Turkish President's Palace To Include A Lab Where His Meals Are Checked For Poison

Recep Tayyip Erdogan, who was elected to the Turkish presidency in August, has already earned a reputation for extravagance and has been criticized as an increasingly "authoritarian leader mimicking the habits of a sultan," according to the New York Times.

Erdogan's presidential palace has an estimated price tag of $600 million, and it is approximately 30 times the size of the White House.

Neither of these things, however, quite relays the president's wealth and self-worth as much as the recent revelation, from his personal physician, Dr.

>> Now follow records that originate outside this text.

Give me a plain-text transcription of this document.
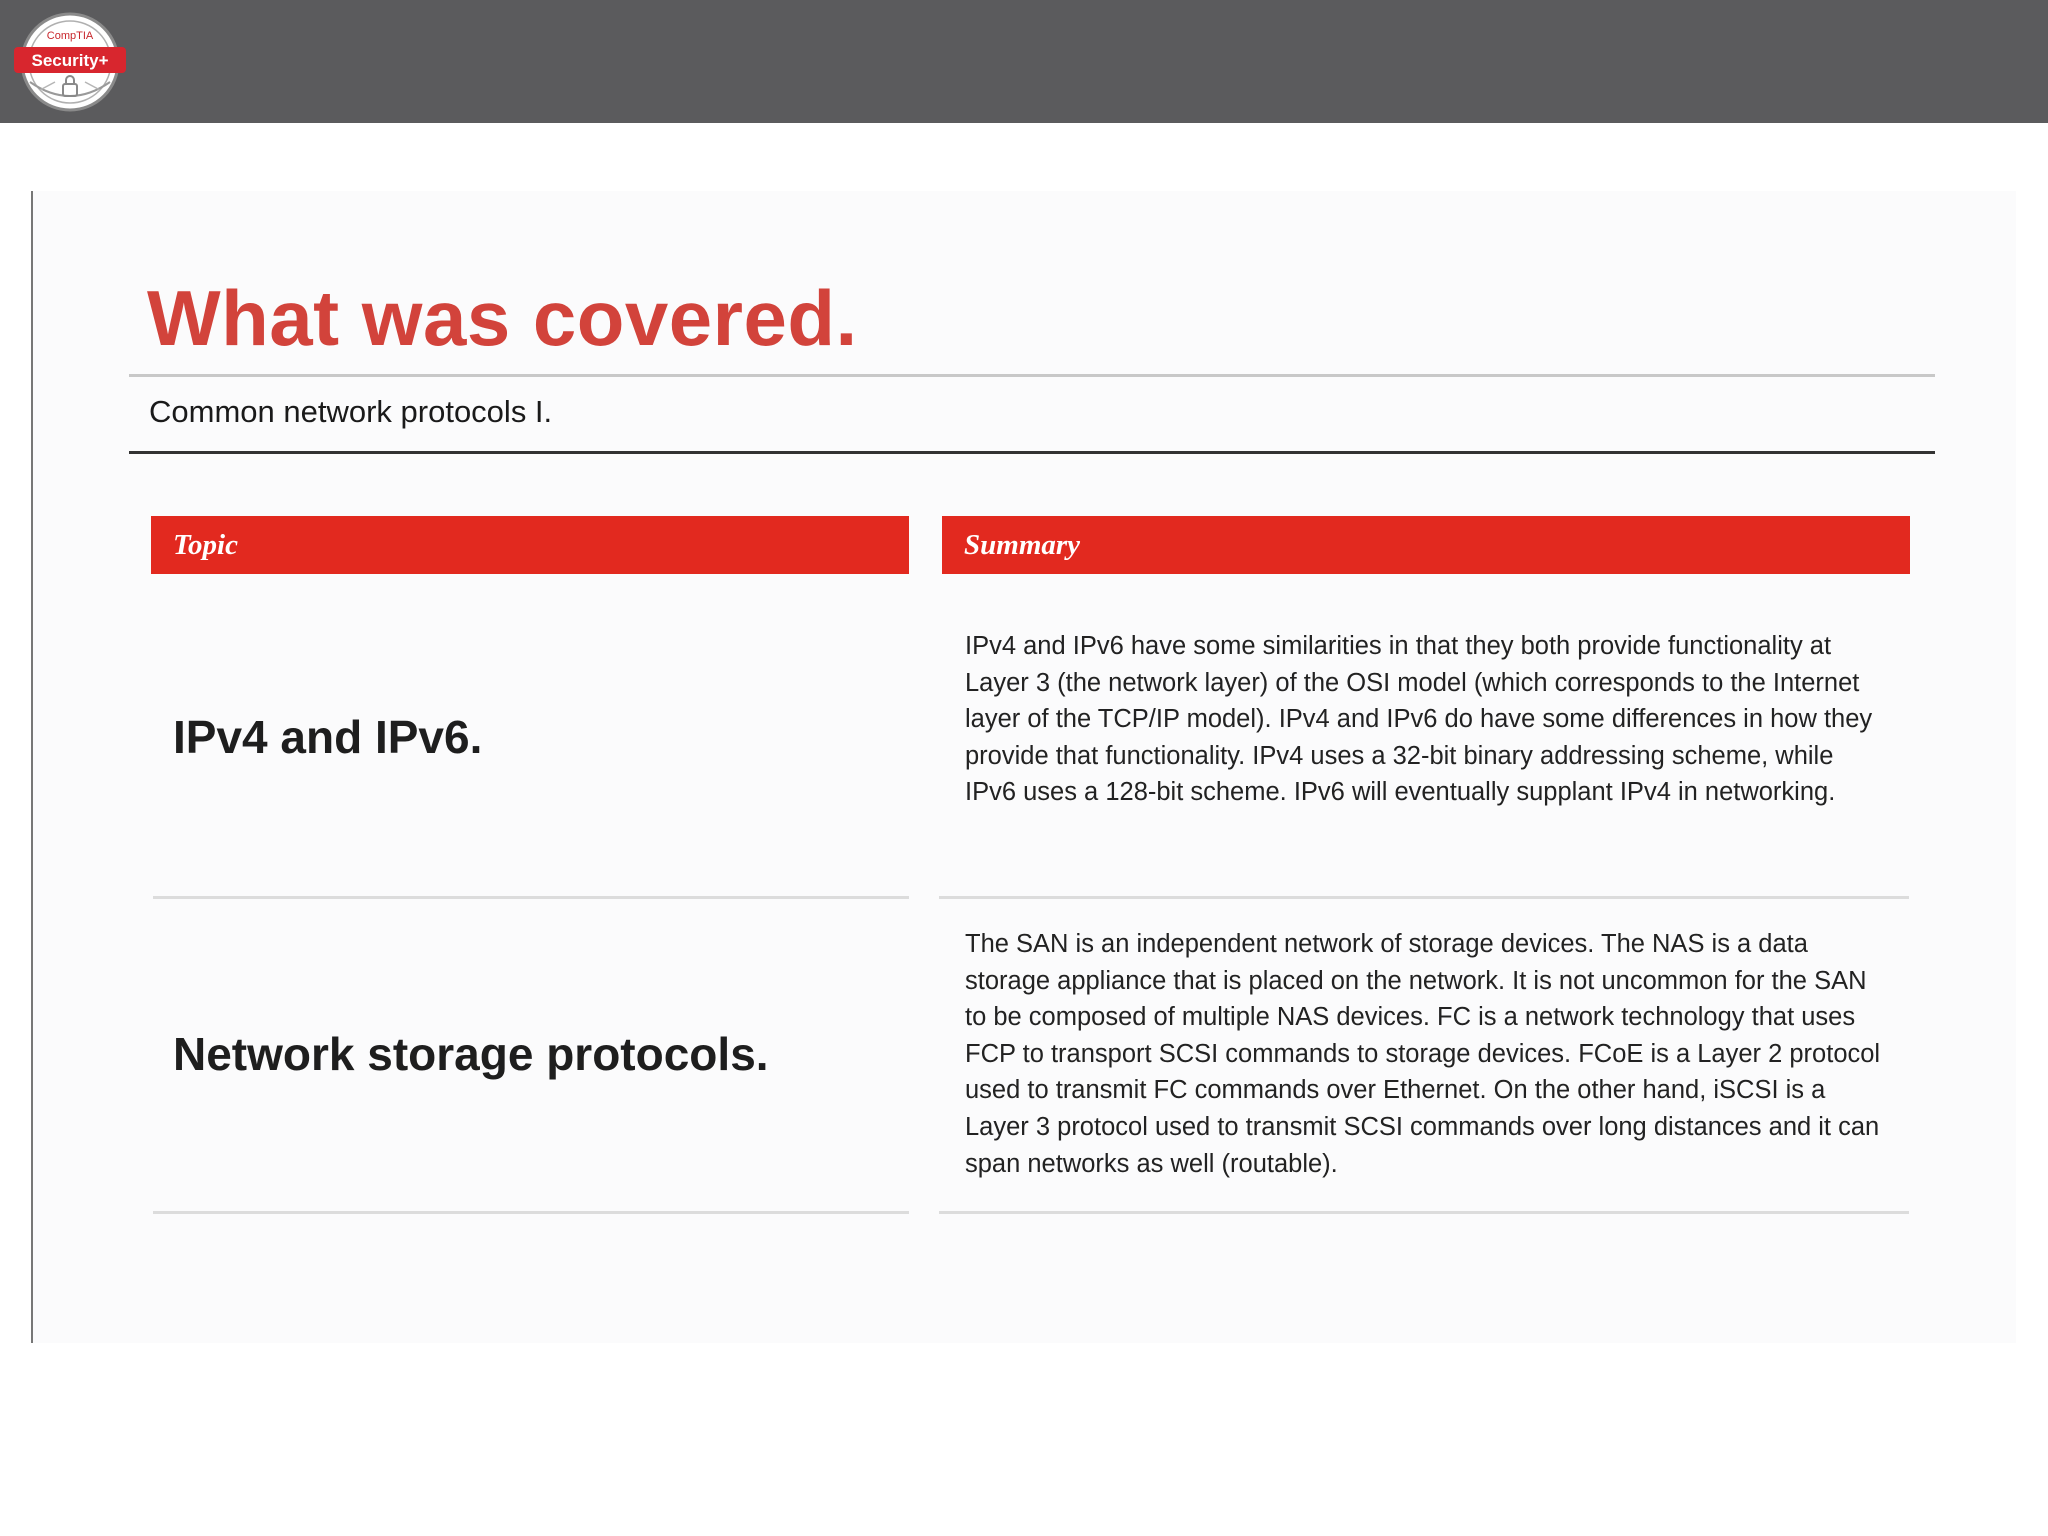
CompTIA
Security+
What was covered.
Common network protocols I.
Topic	Summary
IPv4 and IPv6.
IPv4 and IPv6 have some similarities in that they both provide functionality at Layer 3 (the network layer) of the OSI model (which corresponds to the Internet layer of the TCP/IP model). IPv4 and IPv6 do have some differences in how they provide that functionality. IPv4 uses a 32-bit binary addressing scheme, while IPv6 uses a 128-bit scheme. IPv6 will eventually supplant IPv4 in networking.
Network storage protocols.
The SAN is an independent network of storage devices. The NAS is a data storage appliance that is placed on the network. It is not uncommon for the SAN to be composed of multiple NAS devices. FC is a network technology that uses FCP to transport SCSI commands to storage devices. FCoE is a Layer 2 protocol used to transmit FC commands over Ethernet. On the other hand, iSCSI is a Layer 3 protocol used to transmit SCSI commands over long distances and it can span networks as well (routable).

Cevdet Erdol, that "at least one of the thousand rooms" in said palace "will hold a special food analysis laboratory to test the president's meals for radioactive materials, poison, or certain types of bacteria that could be used in an assassination attempt."

According to an interview with the presidential doctor, published in a Turkish newspaper, the food analysis process includes access to a five-member emergency team that is on duty 14 hours a day.

Erdogan, who was previously Turkey's prime minister, has maintained a position of political control for more than a decade. Although he is certainly not the first world leader to take food safety precautions, the measures have also been interpreted as a sign that the president does not trust his own people.

"Such rigorous security measures are not normal for a democratic country," Kadri Gursel, a Turkish journalist, told the Times. "It just further reflects the current environment in Turkey, which is heavily polarized and has great potential for conflict and public unrest."